The St Louis suburb thoroughfare was the focus of months of massive protests and sometimes violent unrest last summer after the killing of Michael Brown by a Ferguson police officer, which sparked nationwide protests and a fierce debate over how police treat minorities.

On Monday night, no smoke or tear gas was used and no police or civilians reported injuries. By 1am, the crowd and police were heading home. Police said approximately 23 arrests were made, although they were still confirming official totals.

Late on Sunday, a protest in the same area was interrupted by gunfire and a police shooting that left an 18-year-old suspect critically injured. The violence set Ferguson on edge and had protest leaders worried that tensions could escalate.

St Louis County Executive Steve Stenger declared a state of emergency that authorised county police chief Jon Belmar to take control of police emergency management in and around Ferguson.

Early on Monday evening, hundreds of protesters were chanting, beating drums and carrying signs.

When some in the group moved into a traffic lane, police officers in riot gear forced people out of the street. Some demonstrators threw water bottles and other debris at officers.

Protests also cropped up outside Ferguson. Almost 60 people, including scholar and civil rights activist Cornel West, were arrested for blocking the entrance to the federal courthouse in downtown St Louis.

Another group later briefly blocked a highway during the afternoon rush hour.

At the Sunday night demonstration, tensions escalated after several hundred people gathered in the street, ignoring repeated warnings to get to the sidewalk or face arrest.

Several gunshots rang out from an area near a strip of stores, including some that had been looted moments earlier. The shots sent protesters and reporters running for cover.

Police Chief Jon Belmar said he believed there were six shooters, including 18-year-old Tyrone Harris Jr (18), who the police chief said had opened fire on officers.

Mr Harris Jr was arrested during the violence and was in a critical condition in hospital after surgery.

Prosecutors announced 10 charges against him - five counts of armed criminal action, four counts of first-degree assault on a law-enforcement officer and a firearms charge.

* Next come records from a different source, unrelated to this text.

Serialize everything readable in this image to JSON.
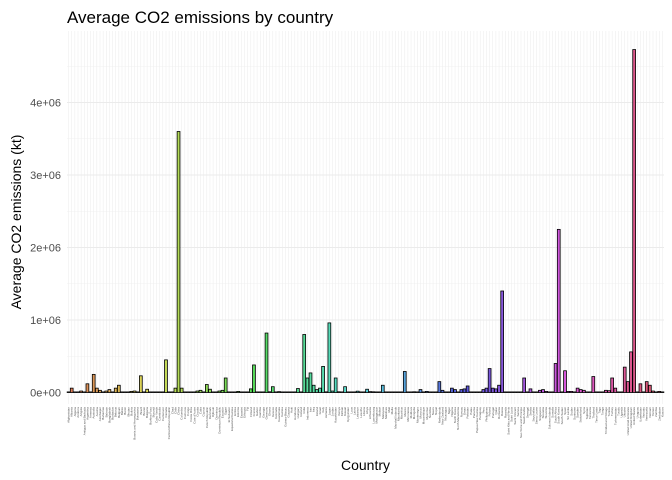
{
  "chart_data": {
    "type": "bar",
    "title": "Average CO2 emissions by country",
    "xlabel": "Country",
    "ylabel": "Average CO2 emissions (kt)",
    "ylim": [
      0,
      4900000
    ],
    "yticks": [
      0,
      1000000,
      2000000,
      3000000,
      4000000
    ],
    "ytick_labels": [
      "0e+00",
      "1e+06",
      "2e+06",
      "3e+06",
      "4e+06"
    ],
    "grid": true,
    "legend": "none",
    "categories": [
      "Afghanistan",
      "Albania",
      "Algeria",
      "Andorra",
      "Angola",
      "Antigua and Barbuda",
      "Argentina",
      "Armenia",
      "Australia",
      "Austria",
      "Azerbaijan",
      "Bahamas",
      "Bahrain",
      "Bangladesh",
      "Barbados",
      "Belarus",
      "Belgium",
      "Belize",
      "Benin",
      "Bhutan",
      "Bolivia",
      "Bosnia and Herzegovina",
      "Botswana",
      "Brazil",
      "Brunei",
      "Bulgaria",
      "Burkina Faso",
      "Burundi",
      "Cabo Verde",
      "Cambodia",
      "Cameroon",
      "Canada",
      "Central African Republic",
      "Chad",
      "Chile",
      "China",
      "Colombia",
      "Comoros",
      "Congo",
      "Costa Rica",
      "Cote d'Ivoire",
      "Croatia",
      "Cuba",
      "Cyprus",
      "Czech Republic",
      "Denmark",
      "Djibouti",
      "Dominica",
      "Dominican Republic",
      "Ecuador",
      "Egypt",
      "El Salvador",
      "Equatorial Guinea",
      "Eritrea",
      "Estonia",
      "Eswatini",
      "Ethiopia",
      "Fiji",
      "Finland",
      "France",
      "Gabon",
      "Gambia",
      "Georgia",
      "Germany",
      "Ghana",
      "Greece",
      "Grenada",
      "Guatemala",
      "Guinea",
      "Guinea-Bissau",
      "Guyana",
      "Haiti",
      "Honduras",
      "Hungary",
      "Iceland",
      "India",
      "Indonesia",
      "Iran",
      "Iraq",
      "Ireland",
      "Israel",
      "Italy",
      "Jamaica",
      "Japan",
      "Jordan",
      "Kazakhstan",
      "Kenya",
      "Kiribati",
      "Kuwait",
      "Kyrgyzstan",
      "Laos",
      "Latvia",
      "Lebanon",
      "Lesotho",
      "Liberia",
      "Libya",
      "Lithuania",
      "Luxembourg",
      "Madagascar",
      "Malawi",
      "Malaysia",
      "Maldives",
      "Mali",
      "Malta",
      "Marshall Islands",
      "Mauritania",
      "Mauritius",
      "Mexico",
      "Micronesia",
      "Moldova",
      "Mongolia",
      "Montenegro",
      "Morocco",
      "Mozambique",
      "Myanmar",
      "Namibia",
      "Nauru",
      "Nepal",
      "Netherlands",
      "New Zealand",
      "Nicaragua",
      "Niger",
      "Nigeria",
      "North Korea",
      "North Macedonia",
      "Norway",
      "Oman",
      "Pakistan",
      "Palau",
      "Panama",
      "Papua New Guinea",
      "Paraguay",
      "Peru",
      "Philippines",
      "Poland",
      "Portugal",
      "Qatar",
      "Romania",
      "Russia",
      "Rwanda",
      "Saint Kitts and Nevis",
      "Saint Lucia",
      "Saint Vincent",
      "Samoa",
      "Sao Tome and Principe",
      "Saudi Arabia",
      "Senegal",
      "Serbia",
      "Seychelles",
      "Sierra Leone",
      "Singapore",
      "Slovakia",
      "Slovenia",
      "Solomon Islands",
      "Somalia",
      "South Africa",
      "South Korea",
      "South Sudan",
      "Spain",
      "Sri Lanka",
      "Sudan",
      "Suriname",
      "Sweden",
      "Switzerland",
      "Syria",
      "Tajikistan",
      "Tanzania",
      "Thailand",
      "Timor-Leste",
      "Togo",
      "Tonga",
      "Trinidad and Tobago",
      "Tunisia",
      "Turkey",
      "Turkmenistan",
      "Tuvalu",
      "Uganda",
      "Ukraine",
      "United Arab Emirates",
      "United Kingdom",
      "United States",
      "Uruguay",
      "Uzbekistan",
      "Vanuatu",
      "Venezuela",
      "Vietnam",
      "Yemen",
      "Zambia",
      "Zimbabwe",
      "Kosovo"
    ],
    "values": [
      2000,
      60000,
      5000,
      500,
      20000,
      500,
      120000,
      5000,
      250000,
      60000,
      30000,
      2000,
      20000,
      40000,
      1000,
      60000,
      100000,
      500,
      5000,
      1000,
      15000,
      20000,
      5000,
      230000,
      8000,
      45000,
      2000,
      300,
      500,
      5000,
      5000,
      450000,
      300,
      1000,
      60000,
      3600000,
      60000,
      200,
      3000,
      6000,
      8000,
      20000,
      30000,
      7000,
      110000,
      45000,
      500,
      100,
      20000,
      30000,
      200000,
      6000,
      5000,
      500,
      15000,
      1000,
      8000,
      1000,
      50000,
      380000,
      3000,
      500,
      8000,
      820000,
      10000,
      80000,
      200,
      12000,
      2000,
      300,
      2000,
      2000,
      8000,
      55000,
      2000,
      800000,
      200000,
      270000,
      100000,
      40000,
      60000,
      360000,
      9000,
      960000,
      20000,
      200000,
      10000,
      100,
      80000,
      8000,
      5000,
      8000,
      18000,
      500,
      500,
      45000,
      12000,
      10000,
      2000,
      1000,
      100000,
      1000,
      1000,
      2000,
      100,
      3000,
      3000,
      290000,
      100,
      5000,
      10000,
      2000,
      40000,
      5000,
      15000,
      3000,
      50,
      5000,
      150000,
      30000,
      5000,
      1000,
      60000,
      40000,
      8000,
      40000,
      50000,
      90000,
      300,
      8000,
      6000,
      5000,
      40000,
      60000,
      330000,
      60000,
      50000,
      100000,
      1400000,
      1000,
      200,
      500,
      200,
      200,
      100,
      200000,
      7000,
      50000,
      500,
      1000,
      30000,
      40000,
      15000,
      200,
      1000,
      400000,
      2250000,
      1000,
      300000,
      15000,
      15000,
      2000,
      60000,
      40000,
      30000,
      5000,
      8000,
      220000,
      500,
      2000,
      100,
      30000,
      25000,
      200000,
      60000,
      50,
      5000,
      350000,
      150000,
      560000,
      4730000,
      6000,
      120000,
      100,
      150000,
      100000,
      20000,
      5000,
      15000,
      8000
    ]
  }
}
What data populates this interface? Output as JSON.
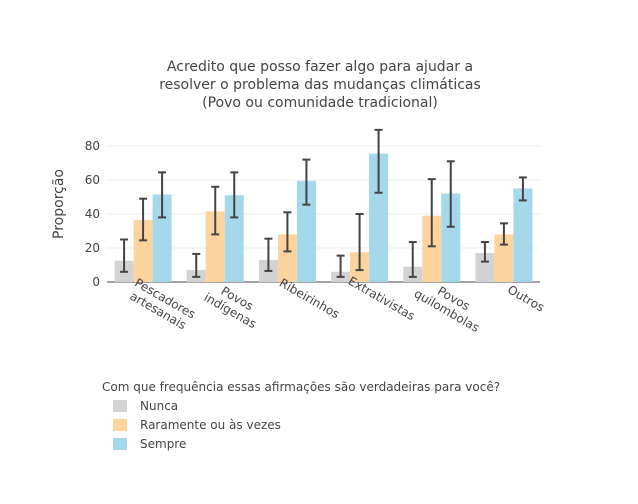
{
  "chart_data": {
    "type": "bar",
    "title_lines": [
      "Acredito que posso fazer algo para ajudar a",
      "resolver o problema das mudanças climáticas",
      "(Povo ou comunidade tradicional)"
    ],
    "ylabel": "Proporção",
    "ylim": [
      0,
      95
    ],
    "yticks": [
      "0",
      "20",
      "40",
      "60",
      "80"
    ],
    "categories": [
      [
        "Pescadores",
        "artesanais"
      ],
      [
        "Povos",
        "indígenas"
      ],
      [
        "Ribeirinhos"
      ],
      [
        "Extrativistas"
      ],
      [
        "Povos",
        "quilombolas"
      ],
      [
        "Outros"
      ]
    ],
    "legend_title": "Com que frequência essas afirmações são verdadeiras para você?",
    "series": [
      {
        "name": "Nunca",
        "color": "#d3d3d3",
        "values": [
          12.5,
          7,
          13,
          6,
          9,
          17
        ],
        "err_low": [
          6,
          3,
          6.5,
          3,
          3,
          12
        ],
        "err_high": [
          25,
          16.5,
          25.5,
          15.5,
          23.5,
          23.5
        ]
      },
      {
        "name": "Raramente ou às vezes",
        "color": "#fdd49e",
        "values": [
          36.5,
          41.5,
          28,
          17.5,
          39,
          28
        ],
        "err_low": [
          24.5,
          28,
          18,
          7,
          21,
          22
        ],
        "err_high": [
          49,
          56,
          41,
          40,
          60.5,
          34.5
        ]
      },
      {
        "name": "Sempre",
        "color": "#a6d8ec",
        "values": [
          51.5,
          51,
          59.5,
          75.5,
          52,
          55
        ],
        "err_low": [
          38,
          38,
          45.5,
          52.5,
          32.5,
          48
        ],
        "err_high": [
          64.5,
          64.5,
          72,
          89.5,
          71,
          61.5
        ]
      }
    ]
  }
}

Mr Harris's father called the police version of events "a bunch of lies".

Tyrone Harris Sr said two girls who were with his son told him the 18-year-old was unarmed.

They said he had been drawn into a dispute involving two groups of young people and was "running for his life" after the gunfire broke out.

He said his son was a close friend of Michael Brown and had been in Ferguson on Sunday night to pay respects.

"My son was running to the police to ask for help and he was shot," Mr Harris Sr said. "It's all a bunch of lies ... They're making my son look like a criminal."

Online court records show that Tyrone Harris Jr was charged in November with stealing a motor vehicle and a gun, as well as resisting arrest by fleeing.

Mr Belmar said the suspect who fired on officers used a stolen semi-automatic 9mm gun.